»Single Sign-On Overview
HashiCorp Cloud Platform (HCP) allows organizations to configure SAML 2.0 SSO (Single Sign-On) as an alternative to traditional user management with GitHub and email-based options. This can help mitigate Account Take Over (ATO) attacks, provide a universal source of truth to federate identities from your identity provider (IDP), and help you better manage user access to your organization.
This page provides an overview of SSO for HCP and how to add and delete SSO configurations for an organization.

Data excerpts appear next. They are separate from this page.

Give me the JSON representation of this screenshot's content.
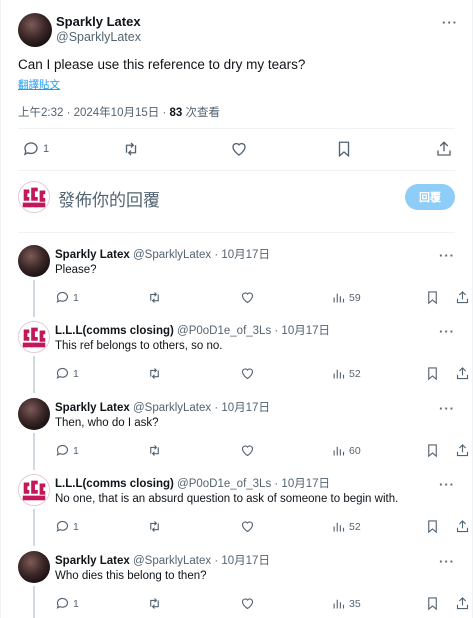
{
  "main": {
    "name": "Sparkly Latex",
    "handle": "@SparklyLatex",
    "text": "Can I please use this reference to dry my tears?",
    "translate": "翻譯貼文",
    "time": "上午2:32 · 2024年10月15日 · ",
    "views": "83",
    "views_label": " 次查看",
    "reply_count": "1"
  },
  "compose": {
    "placeholder": "發佈你的回覆",
    "button": "回覆"
  },
  "more_glyph": "···",
  "replies": [
    {
      "name": "Sparkly Latex",
      "handle": "@SparklyLatex · 10月17日",
      "text": "Please?",
      "replies": "1",
      "views": "59",
      "avatar": "dark"
    },
    {
      "name": "L.L.L(comms closing)",
      "handle": "@P0oD1e_of_3Ls · 10月17日",
      "text": "This ref belongs to others, so no.",
      "replies": "1",
      "views": "52",
      "avatar": "pink"
    },
    {
      "name": "Sparkly Latex",
      "handle": "@SparklyLatex · 10月17日",
      "text": "Then, who do I ask?",
      "replies": "1",
      "views": "60",
      "avatar": "dark"
    },
    {
      "name": "L.L.L(comms closing)",
      "handle": "@P0oD1e_of_3Ls · 10月17日",
      "text": "No one, that is an absurd question to ask of someone to begin with.",
      "replies": "1",
      "views": "52",
      "avatar": "pink"
    },
    {
      "name": "Sparkly Latex",
      "handle": "@SparklyLatex · 10月17日",
      "text": "Who dies this belong to then?",
      "replies": "1",
      "views": "35",
      "avatar": "dark"
    }
  ],
  "colors": {
    "accent": "#1d9bf0",
    "reply_button": "#8ecdf8",
    "muted_text": "#536471",
    "divider": "#eff3f4"
  }
}
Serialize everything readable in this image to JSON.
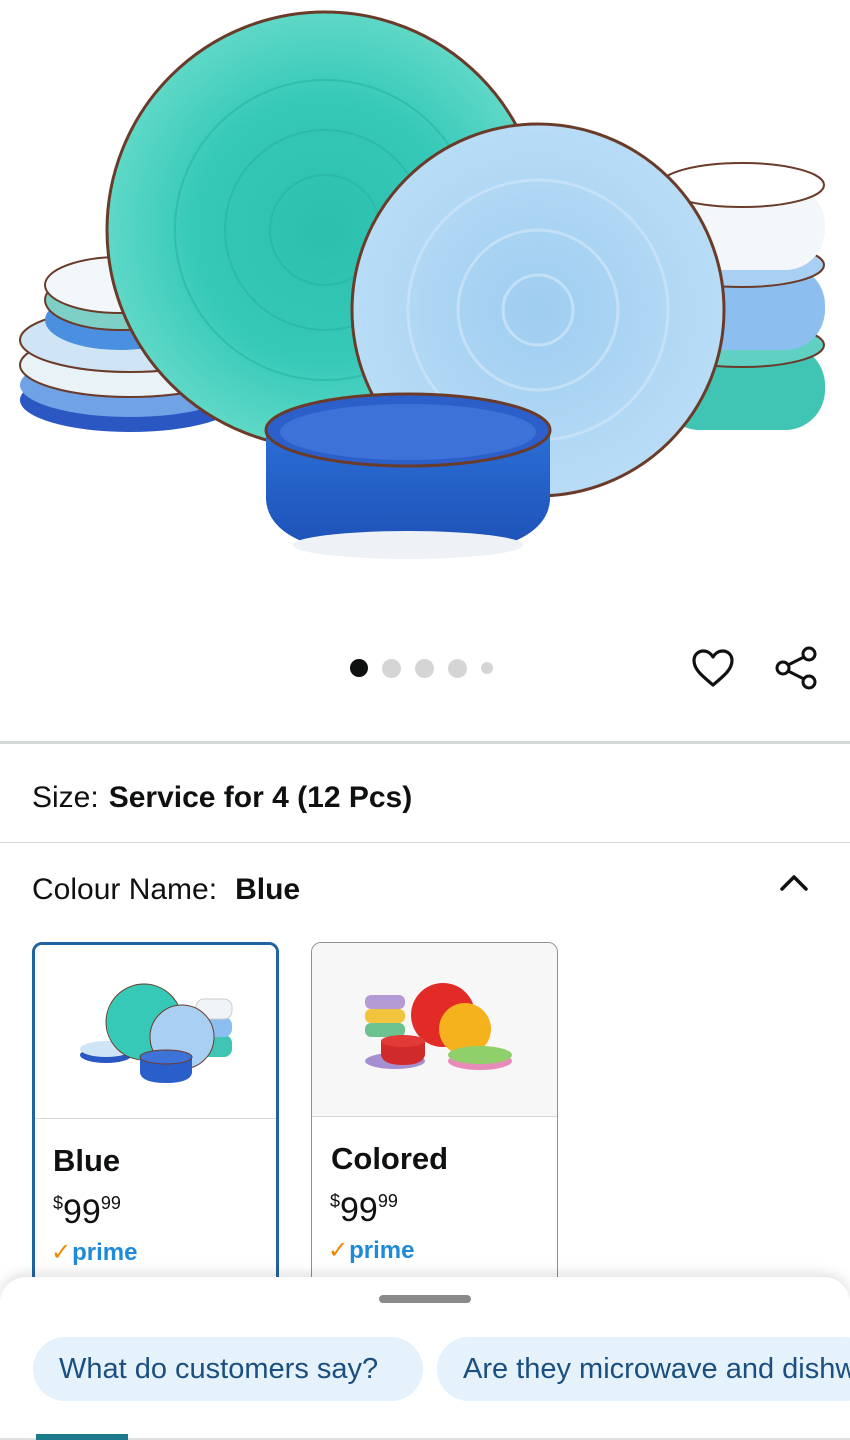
{
  "product_image": {
    "alt": "Blue dinnerware set"
  },
  "carousel": {
    "total_images": 5,
    "active_index": 0
  },
  "actions": {
    "wishlist_icon": "heart-icon",
    "share_icon": "share-icon"
  },
  "size": {
    "label": "Size:",
    "value": "Service for 4 (12 Pcs)"
  },
  "colour": {
    "label": "Colour Name:",
    "value": "Blue",
    "collapse_icon": "chevron-up-icon"
  },
  "swatches": [
    {
      "name": "Blue",
      "currency": "$",
      "price_whole": "99",
      "price_fraction": "99",
      "prime_label": "prime",
      "selected": true
    },
    {
      "name": "Colored",
      "currency": "$",
      "price_whole": "99",
      "price_fraction": "99",
      "prime_label": "prime",
      "selected": false
    }
  ],
  "suggestions": [
    {
      "label": "What do customers say?"
    },
    {
      "label": "Are they microwave and dishwasher safe?"
    }
  ],
  "colors": {
    "accent": "#2162a1",
    "prime": "#1f8ad8",
    "prime_check": "#f08804",
    "chip_bg": "#e6f2fb",
    "chip_text": "#1a4f80"
  }
}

Only organization owners can configure SSO; other administrators do not have permission. The Single Sign-On page in Settings displays a summary of the current SSO configuration.

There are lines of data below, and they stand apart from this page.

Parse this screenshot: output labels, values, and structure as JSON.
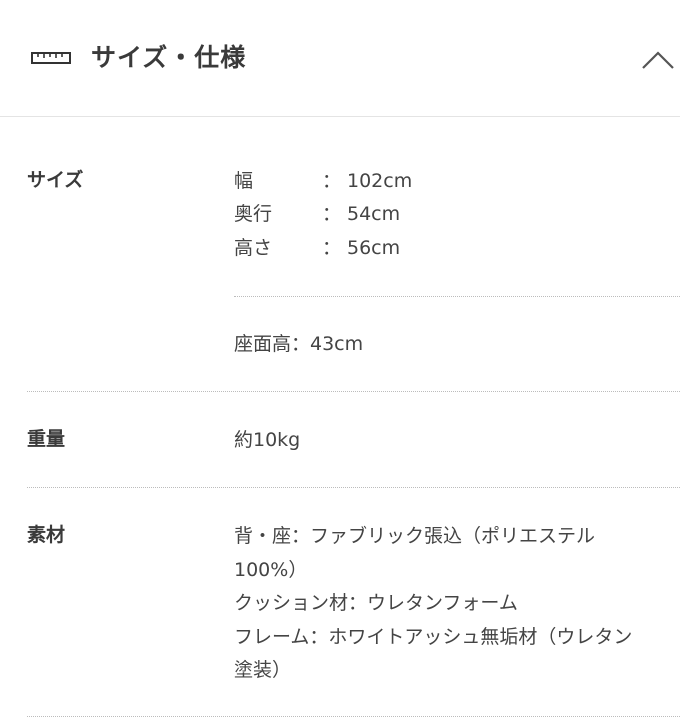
{
  "section": {
    "title": "サイズ・仕様",
    "icon": "ruler-icon",
    "toggle_icon": "chevron-up-icon"
  },
  "size": {
    "label": "サイズ",
    "dimensions": [
      {
        "name": "幅",
        "sep": "：",
        "value": "102cm"
      },
      {
        "name": "奥行",
        "sep": "：",
        "value": "54cm"
      },
      {
        "name": "高さ",
        "sep": "：",
        "value": "56cm"
      }
    ],
    "seat_height": "座面高：43cm"
  },
  "weight": {
    "label": "重量",
    "value": "約10kg"
  },
  "material": {
    "label": "素材",
    "lines": [
      "背・座：ファブリック張込（ポリエステル",
      "100%）",
      "クッション材：ウレタンフォーム",
      "フレーム：ホワイトアッシュ無垢材（ウレタン",
      "塗装）"
    ]
  },
  "colors": {
    "text": "#333333",
    "divider": "#e4e4e4",
    "dotted": "#bcbcbc"
  }
}
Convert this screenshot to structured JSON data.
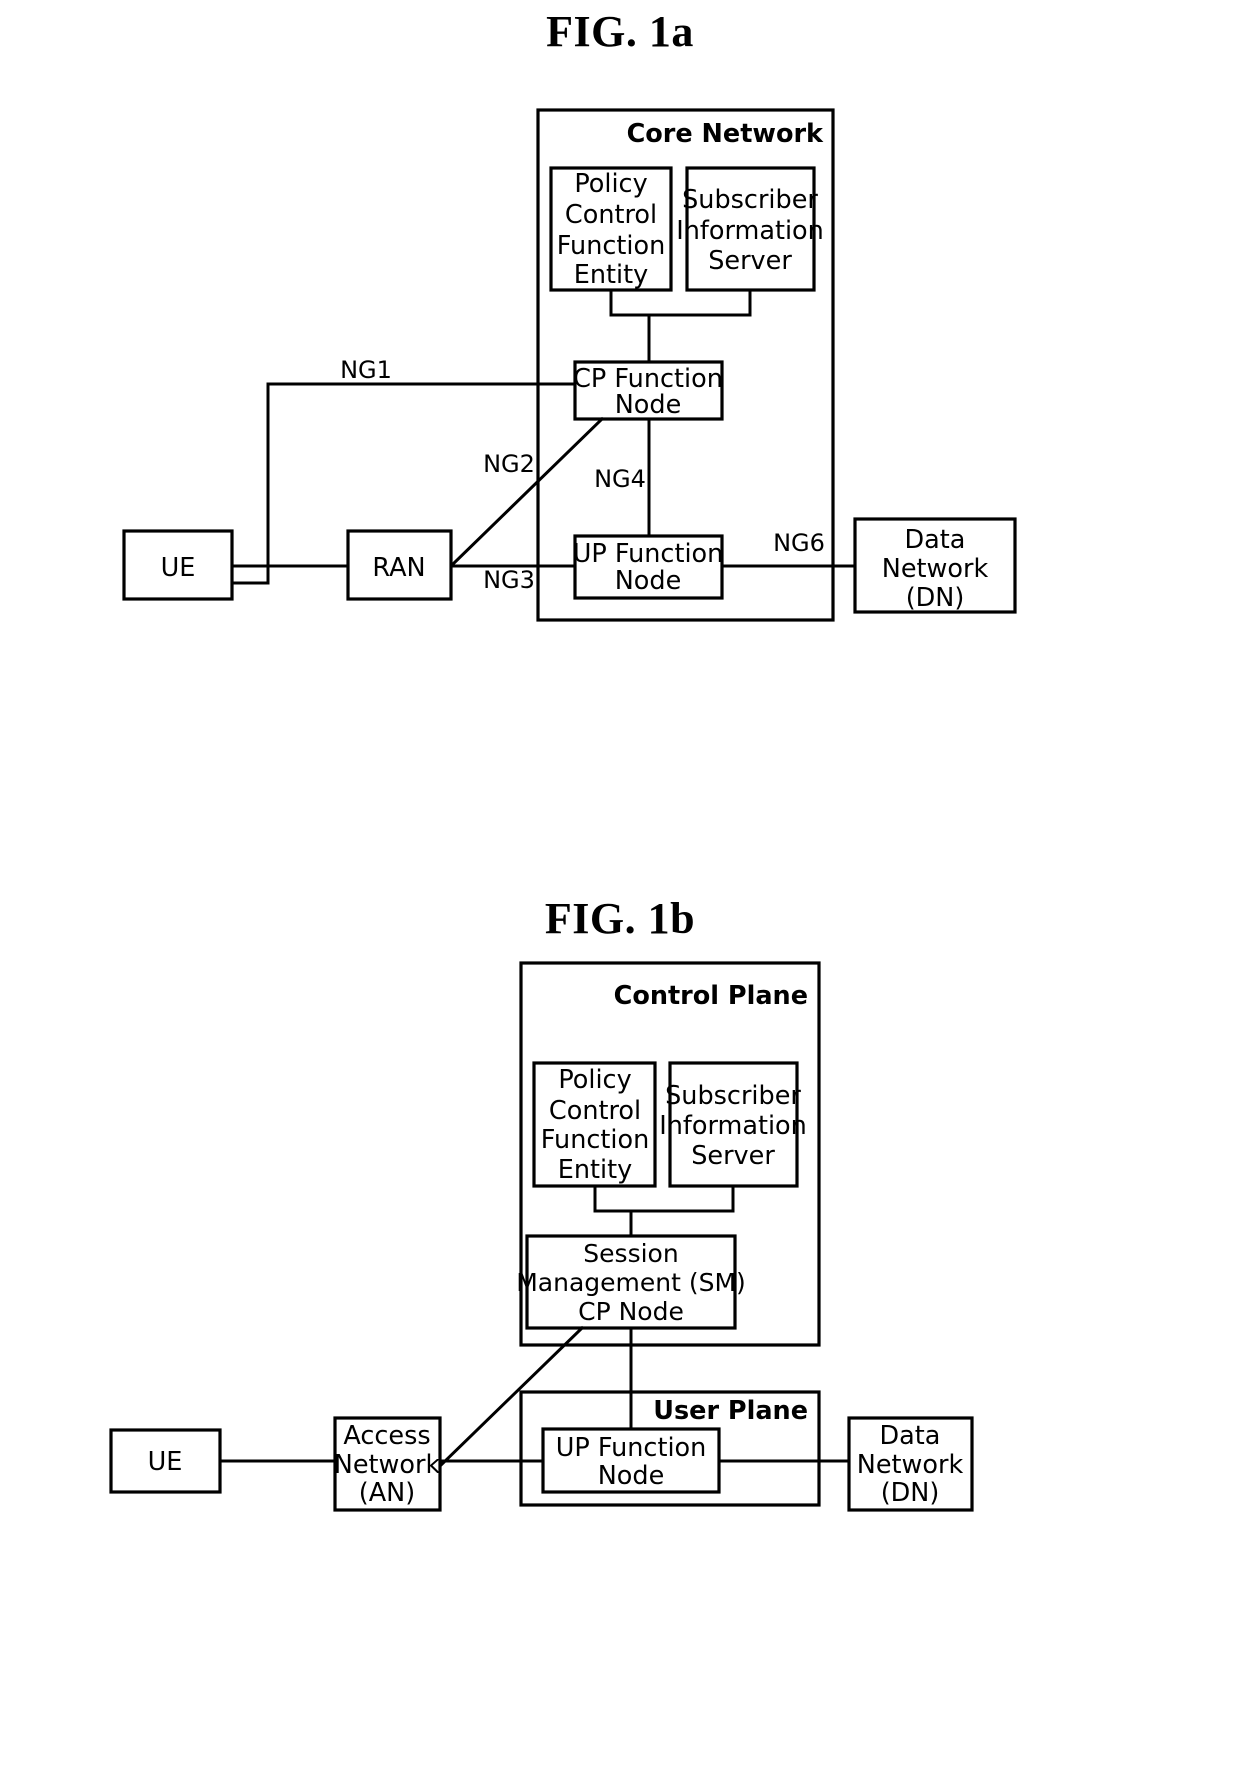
{
  "figures": [
    {
      "id": "fig1a",
      "title": "FIG. 1a",
      "container": {
        "label": "Core Network"
      },
      "nodes": {
        "ue": "UE",
        "ran": "RAN",
        "policy": [
          "Policy",
          "Control",
          "Function",
          "Entity"
        ],
        "subscriber": [
          "Subscriber",
          "Information",
          "Server"
        ],
        "cp": [
          "CP Function",
          "Node"
        ],
        "up": [
          "UP Function",
          "Node"
        ],
        "dn": [
          "Data",
          "Network",
          "(DN)"
        ]
      },
      "edges": {
        "ng1": "NG1",
        "ng2": "NG2",
        "ng3": "NG3",
        "ng4": "NG4",
        "ng6": "NG6"
      }
    },
    {
      "id": "fig1b",
      "title": "FIG. 1b",
      "containers": {
        "control_plane": "Control Plane",
        "user_plane": "User Plane"
      },
      "nodes": {
        "ue": "UE",
        "an": [
          "Access",
          "Network",
          "(AN)"
        ],
        "policy": [
          "Policy",
          "Control",
          "Function",
          "Entity"
        ],
        "subscriber": [
          "Subscriber",
          "Information",
          "Server"
        ],
        "sm": [
          "Session",
          "Management (SM)",
          "CP Node"
        ],
        "up": [
          "UP Function",
          "Node"
        ],
        "dn": [
          "Data",
          "Network",
          "(DN)"
        ]
      }
    }
  ],
  "style": {
    "line_color": "#000000",
    "background": "#ffffff"
  }
}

When you enable SSO for an organization, HCP disables user invitations. HCP returns an error when users try to invite other users to the organization, and users can no longer accept pre-existing pending invitations. You must provision new users through the external identity provider.
User accounts that join through SSO are limited to that one organization within HCP and cannot be associated with an existing personal (GitHub or email-based) account. After you provision a new user, HCP automatically grants them the least privileged role of organization Viewer. An HCP administrator can then manually update and increase their user permissions on the HCP Access Control page.
Existing personal user accounts can still access the organization unless an administrator removes them. Existing user accounts with emails matching the configured SSO domain must log in with the SSO URL link. This link is available on the Single Sign-On page in Settings.
The administrator who owns the organization and enabled SSO can still use their original, non-SSO account to sign in to the HCP web portal and access the SSO-enabled organization. If they previously signed in through GitHub, they can continue doing so. If they signed in with an email and password, they can use a special force email + password sign-in link. This is because the login page defaults to SSO and hides the password when an email matches the configured SSO domain.
The organization owner can also sign up with a new SSO user principal and promote themselves to Admin if appropriate. However, they cannot remove their old user account or transfer ownership. They can use them as a recovery option if the SSO configuration requires troubleshooting.
Refer to the following pages for instructions to set up SSO for specific identity providers.
Only organization owners can edit an SSO configuration. To edit SSO:
- Click Settings and then click SSO. The Single Sign-On page appears.
- Open the Manage menu and select Edit. You can modify the list of domains, the public signing certificate, and the endpoints.
You can add and remove domains, but domains cannot be empty.
- Adding a new domain will allow users with an email address matching the domain to sign up as new SSO users. SSO users using email addresses for the other domains will not be affected. You must also provision new domains on your identity provider and configure them for the Auth0-SSO-Connection.
- Removing an existing domain will affect SSO users whose email addresses match the removed domain. They can sign in through other methods but will become different users in the database. Organization administrators can remove inactive users from the organization.
The organization owner can fully delete the SSO configuration from their organization.
Warning: When you delete an SSO configuration, no SSO user can sign in to HCP. Current SSO users will remain in the organization as inactive.
To delete SSO from an organization:
- Select Delete SSO Configuration in the Manage menu. A dialog appears for you to confirm the deletion of SSO from this organization.
- Type DELETE and then click Delete.
After deletion, the organization owner can re-invite users with the default Access Controls (IAM) system.